“Shang Yixin” (solo exhibiton)
Beijing Commune (798 Art Zone, No.4 Jiuxianqiao Road, Chaoyang District, Beijing 100015, China) Nov 19, 2013–Jan 4, 2014
In his previous works, Shang Yixin often created ephemeral sculptures, wherein moving light cast over objects created instances of roving abstract shadows and a compelling visual relationship between darkened and illuminated surfaces. This use of light to articulate and animate form was a path he might have pursued further. Since 2011, however, the artist has been making work that joins the recent movement towards abstract paintings that look as if done by a machine. Multiple layers of paint have been sprayed over a regular square stencil to create intense patterns.

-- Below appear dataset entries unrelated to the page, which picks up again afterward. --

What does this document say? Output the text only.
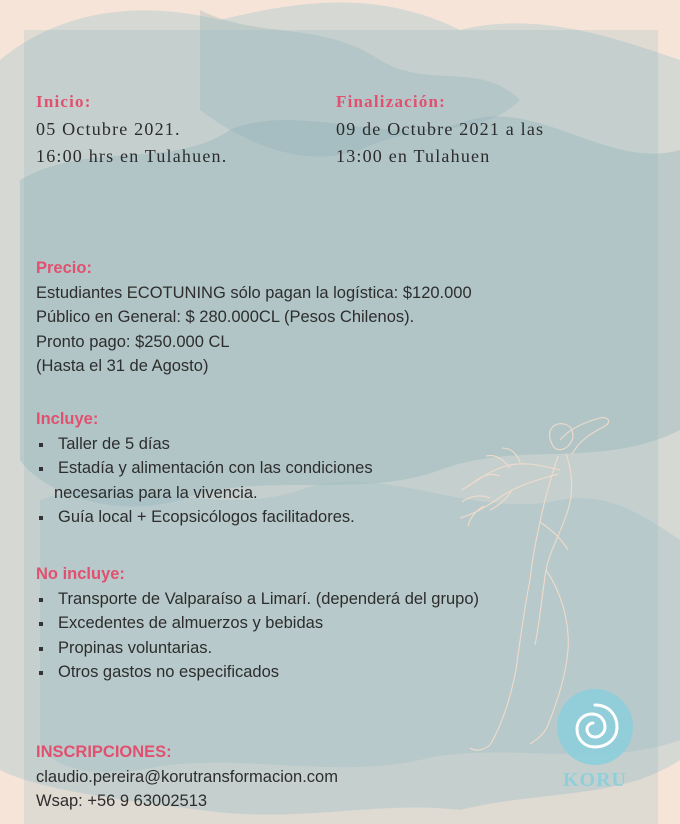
Inicio:
05 Octubre 2021.
16:00 hrs en Tulahuen.
Finalización:
09 de Octubre 2021 a las
13:00 en Tulahuen
Precio:
Estudiantes ECOTUNING sólo pagan la logística: $120.000
Público en General: $ 280.000CL (Pesos Chilenos).
Pronto pago: $250.000 CL
(Hasta el 31 de Agosto)
Incluye:
Taller de 5 días
Estadía y alimentación con las condiciones
necesarias para la vivencia.
Guía local + Ecopsicólogos facilitadores.
No incluye:
Transporte de Valparaíso a Limarí. (dependerá del grupo)
Excedentes de almuerzos y bebidas
Propinas voluntarias.
Otros gastos no especificados
INSCRIPCIONES:
claudio.pereira@korutransformacion.com
Wsap: +56 9 63002513
KORU
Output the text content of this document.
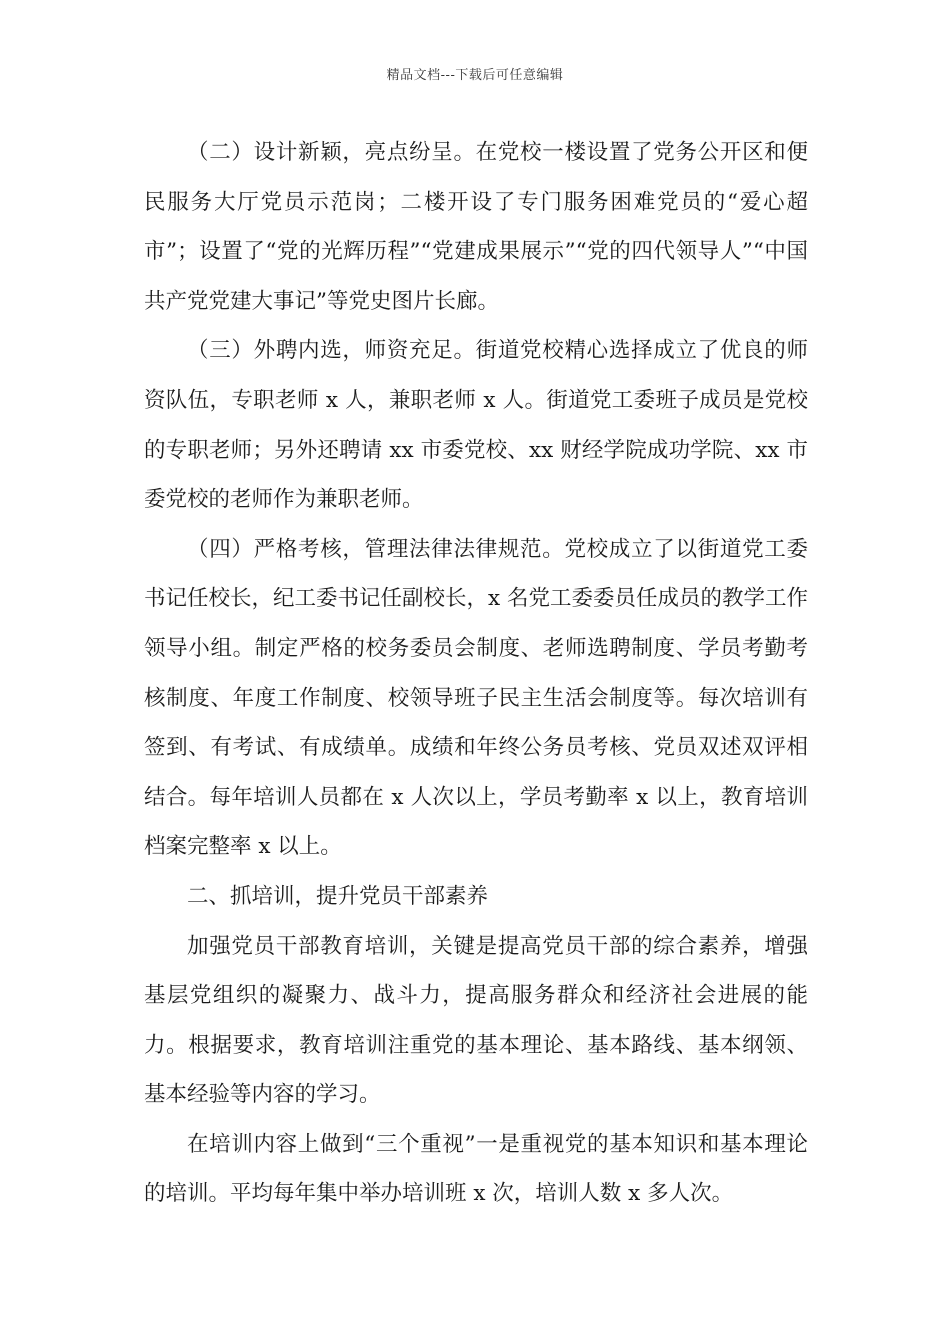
精品文档---下载后可任意编辑

（二）设计新颖，亮点纷呈。在党校一楼设置了党务公开区和便民服务大厅党员示范岗；二楼开设了专门服务困难党员的“爱心超市”；设置了“党的光辉历程”“党建成果展示”“党的四代领导人”“中国共产党党建大事记”等党史图片长廊。

（三）外聘内选，师资充足。街道党校精心选择成立了优良的师资队伍，专职老师 x 人，兼职老师 x 人。街道党工委班子成员是党校的专职老师；另外还聘请 xx 市委党校、xx 财经学院成功学院、xx 市委党校的老师作为兼职老师。

（四）严格考核，管理法律法律规范。党校成立了以街道党工委书记任校长，纪工委书记任副校长，x 名党工委委员任成员的教学工作领导小组。制定严格的校务委员会制度、老师选聘制度、学员考勤考核制度、年度工作制度、校领导班子民主生活会制度等。每次培训有签到、有考试、有成绩单。成绩和年终公务员考核、党员双述双评相结合。每年培训人员都在 x 人次以上，学员考勤率 x 以上，教育培训档案完整率 x 以上。

二、抓培训，提升党员干部素养

加强党员干部教育培训，关键是提高党员干部的综合素养，增强基层党组织的凝聚力、战斗力，提高服务群众和经济社会进展的能力。根据要求，教育培训注重党的基本理论、基本路线、基本纲领、基本经验等内容的学习。

在培训内容上做到“三个重视”一是重视党的基本知识和基本理论的培训。平均每年集中举办培训班 x 次，培训人数 x 多人次。
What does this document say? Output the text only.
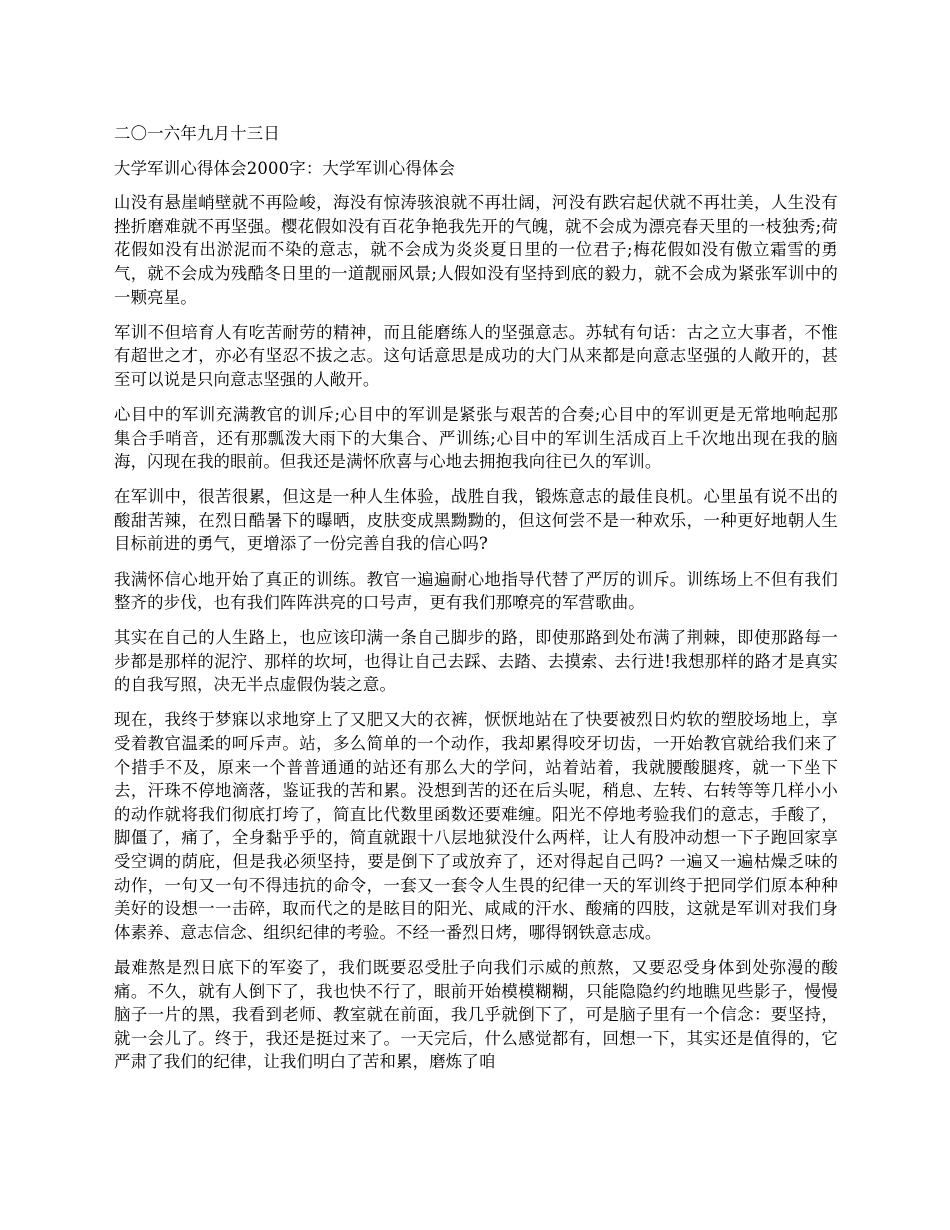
二〇一六年九月十三日

大学军训心得体会2000字：大学军训心得体会

山没有悬崖峭壁就不再险峻，海没有惊涛骇浪就不再壮阔，河没有跌宕起伏就不再壮美，人生没有挫折磨难就不再坚强。樱花假如没有百花争艳我先开的气魄，就不会成为漂亮春天里的一枝独秀;荷花假如没有出淤泥而不染的意志，就不会成为炎炎夏日里的一位君子;梅花假如没有傲立霜雪的勇气，就不会成为残酷冬日里的一道靓丽风景;人假如没有坚持到底的毅力，就不会成为紧张军训中的一颗亮星。

军训不但培育人有吃苦耐劳的精神，而且能磨练人的坚强意志。苏轼有句话：古之立大事者，不惟有超世之才，亦必有坚忍不拔之志。这句话意思是成功的大门从来都是向意志坚强的人敞开的，甚至可以说是只向意志坚强的人敞开。

心目中的军训充满教官的训斥;心目中的军训是紧张与艰苦的合奏;心目中的军训更是无常地响起那集合手哨音，还有那瓢泼大雨下的大集合、严训练;心目中的军训生活成百上千次地出现在我的脑海，闪现在我的眼前。但我还是满怀欣喜与心地去拥抱我向往已久的军训。

在军训中，很苦很累，但这是一种人生体验，战胜自我，锻炼意志的最佳良机。心里虽有说不出的酸甜苦辣，在烈日酷暑下的曝晒，皮肤变成黑黝黝的，但这何尝不是一种欢乐，一种更好地朝人生目标前进的勇气，更增添了一份完善自我的信心吗?

我满怀信心地开始了真正的训练。教官一遍遍耐心地指导代替了严厉的训斥。训练场上不但有我们整齐的步伐，也有我们阵阵洪亮的口号声，更有我们那嘹亮的军营歌曲。

其实在自己的人生路上，也应该印满一条自己脚步的路，即使那路到处布满了荆棘，即使那路每一步都是那样的泥泞、那样的坎坷，也得让自己去踩、去踏、去摸索、去行进!我想那样的路才是真实的自我写照，决无半点虚假伪装之意。

现在，我终于梦寐以求地穿上了又肥又大的衣裤，恹恹地站在了快要被烈日灼软的塑胶场地上，享受着教官温柔的呵斥声。站，多么简单的一个动作，我却累得咬牙切齿，一开始教官就给我们来了个措手不及，原来一个普普通通的站还有那么大的学问，站着站着，我就腰酸腿疼，就一下坐下去，汗珠不停地滴落，鉴证我的苦和累。没想到苦的还在后头呢，稍息、左转、右转等等几样小小的动作就将我们彻底打垮了，简直比代数里函数还要难缠。阳光不停地考验我们的意志，手酸了，脚僵了，痛了，全身黏乎乎的，简直就跟十八层地狱没什么两样，让人有股冲动想一下子跑回家享受空调的荫庇，但是我必须坚持，要是倒下了或放弃了，还对得起自己吗? 一遍又一遍枯燥乏味的动作，一句又一句不得违抗的命令，一套又一套令人生畏的纪律一天的军训终于把同学们原本种种美好的设想一一击碎，取而代之的是眩目的阳光、咸咸的汗水、酸痛的四肢，这就是军训对我们身体素养、意志信念、组织纪律的考验。不经一番烈日烤，哪得钢铁意志成。

最难熬是烈日底下的军姿了，我们既要忍受肚子向我们示威的煎熬，又要忍受身体到处弥漫的酸痛。不久，就有人倒下了，我也快不行了，眼前开始模模糊糊，只能隐隐约约地瞧见些影子，慢慢脑子一片的黑，我看到老师、教室就在前面，我几乎就倒下了，可是脑子里有一个信念：要坚持，就一会儿了。终于，我还是挺过来了。一天完后，什么感觉都有，回想一下，其实还是值得的，它严肃了我们的纪律，让我们明白了苦和累，磨炼了咱
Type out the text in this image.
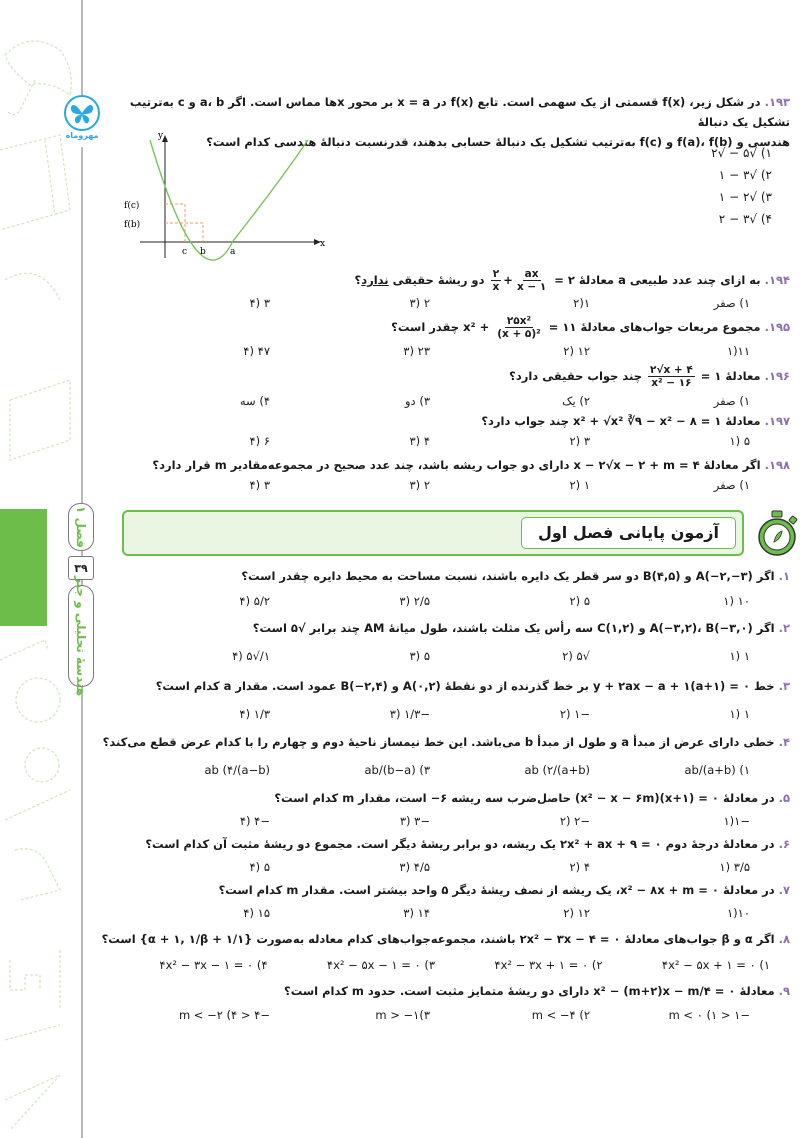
مهروماه
فصل ۱
۳۹
هندسهٔ تحلیلی و جبر
۱۹۳. در شکل زیر، f(x) قسمتی از یک سهمی است. تابع f(x) در x = a بر محور xها مماس است. اگر a، b و c به‌ترتیب تشکیل یک دنبالهٔ
هندسی و f(a)، f(b) و f(c) به‌ترتیب تشکیل یک دنبالهٔ حسابی بدهند، قدرنسبت دنبالهٔ هندسی کدام است؟
۱) √۵ − √۲
۲) √۳ − ۱
۳) √۲ − ۱
۴) √۳ − ۲
y
x
f(c)
f(b)
c b	a
۱۹۴. به ازای چند عدد طبیعی a معادلهٔ ۲ =
$\frac{ax}{x - ۱}$
+
$\frac{۲}{x}$
دو ریشهٔ حقیقی ندارد؟
۱) صفر
۱(۲
۲ (۳
۳ (۴
۱۹۵. مجموع مربعات جواب‌های معادلهٔ ۱۱ =
$\frac{\text{۲۵x²}}{\text{(x + ۵)²}}$
+ x² چقدر است؟
۱۱(۱
۱۲ (۲
۲۳ (۳
۴۷ (۴
۱۹۶. معادلهٔ ۱ =
$\frac{۲√x + ۴}{\text{x² − ۱۶}}$
چند جواب حقیقی دارد؟
۱) صفر
۲) یک
۳) دو
۴) سه
۱۹۷. معادلهٔ ۱ = ۸ − x² + √x² ∛۹ − x² چند جواب دارد؟
۵ (۱
۳ (۲
۴ (۳
۶ (۴
۱۹۸. اگر معادلهٔ ۴ = x − ۲√x − ۲ + m دارای دو جواب ریشه باشد، چند عدد صحیح در مجموعه‌مقادیر m قرار دارد؟
۱) صفر
۱ (۲
۲ (۳
۳ (۴
آزمون پایانی فصل اول
۱. اگر A(−۲,−۳) و B(۴,۵) دو سر قطر یک دایره باشند، نسبت مساحت به محیط دایره چقدر است؟
۱۰ (۱
۵ (۲
۲/۵ (۳
۵/۲ (۴
۲. اگر A(−۳,۲)، B(−۳,۰) و C(۱,۲) سه رأس یک مثلث باشند، طول میانهٔ AM چند برابر √۵ است؟
۱ (۱
√۵ (۲
۵ (۳
۱/√۵ (۴
۳. خط ۰ = (a+۱)y + ۲ax − a + ۱ بر خط گذرنده از دو نقطهٔ A(۰,۲) و B(−۲,۴) عمود است. مقدار a کدام است؟
۱ (۱
−۱ (۲
−۱/۳ (۳
۱/۳ (۴
۴. خطی دارای عرض از مبدأ a و طول از مبدأ b می‌باشد. این خط نیمساز ناحیهٔ دوم و چهارم را با کدام عرض قطع می‌کند؟
ab/(a+b) (۱
(a+b)/ab (۲
ab/(b−a) (۳
(a−b)/ab (۴
۵. در معادلهٔ ۰ = (x+۱)(x² − x − ۶m) حاصل‌ضرب سه ریشه ۶− است، مقدار m کدام است؟
−۱(۱
−۲ (۲
−۳ (۳
−۴ (۴
۶. در معادلهٔ درجهٔ دوم ۰ = ۲x² + ax + ۹ یک ریشه، دو برابر ریشهٔ دیگر است. مجموع دو ریشهٔ مثبت آن کدام است؟
۳/۵ (۱
۴ (۲
۴/۵ (۳
۵ (۴
۷. در معادلهٔ ۰ = x² − ۸x + m، یک ریشه از نصف ریشهٔ دیگر ۵ واحد بیشتر است. مقدار m کدام است؟
۱۰(۱
۱۲ (۲
۱۴ (۳
۱۵ (۴
۸. اگر α و β جواب‌های معادلهٔ ۰ = ۲x² − ۳x − ۴ باشند، مجموعه‌جواب‌های کدام معادله به‌صورت {۱/α + ۱, ۱/β + ۱} است؟
۴x² − ۵x + ۱ = ۰ (۱
۴x² − ۳x + ۱ = ۰ (۲
۴x² − ۵x − ۱ = ۰ (۳
۴x² − ۳x − ۱ = ۰ (۴
۹. معادلهٔ ۰ = x² − (m+۲)x − m/۴ دارای دو ریشهٔ متمایز مثبت است. حدود m کدام است؟
−۱ < m < ۰ (۱
m < −۴ (۲
m > −۱(۳
−۴ < m < −۲ (۴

Slight cross-shaped variations in the geometric field generate a sensation of sight rushing inwards or of something coming out from the canvas. The works on show at Beijing Commune now—the artist’s first appearance there and his first exhibition of a number of these paintings—present an unwavering purpose and hours of systematic input. Here is control—of form and color (all the paintings use a palette, graduated by the layers, of black and white or a mustard-brown). Their collective impression is of rational tightness brought about by the elimination of chance—these works reach, visually, for the abstract truth of pure mathematics. In sum, this (incidentally, sold-out) solo exhibition delivers a forceful impression—both visually and about the alertness of young artists to works that “work”.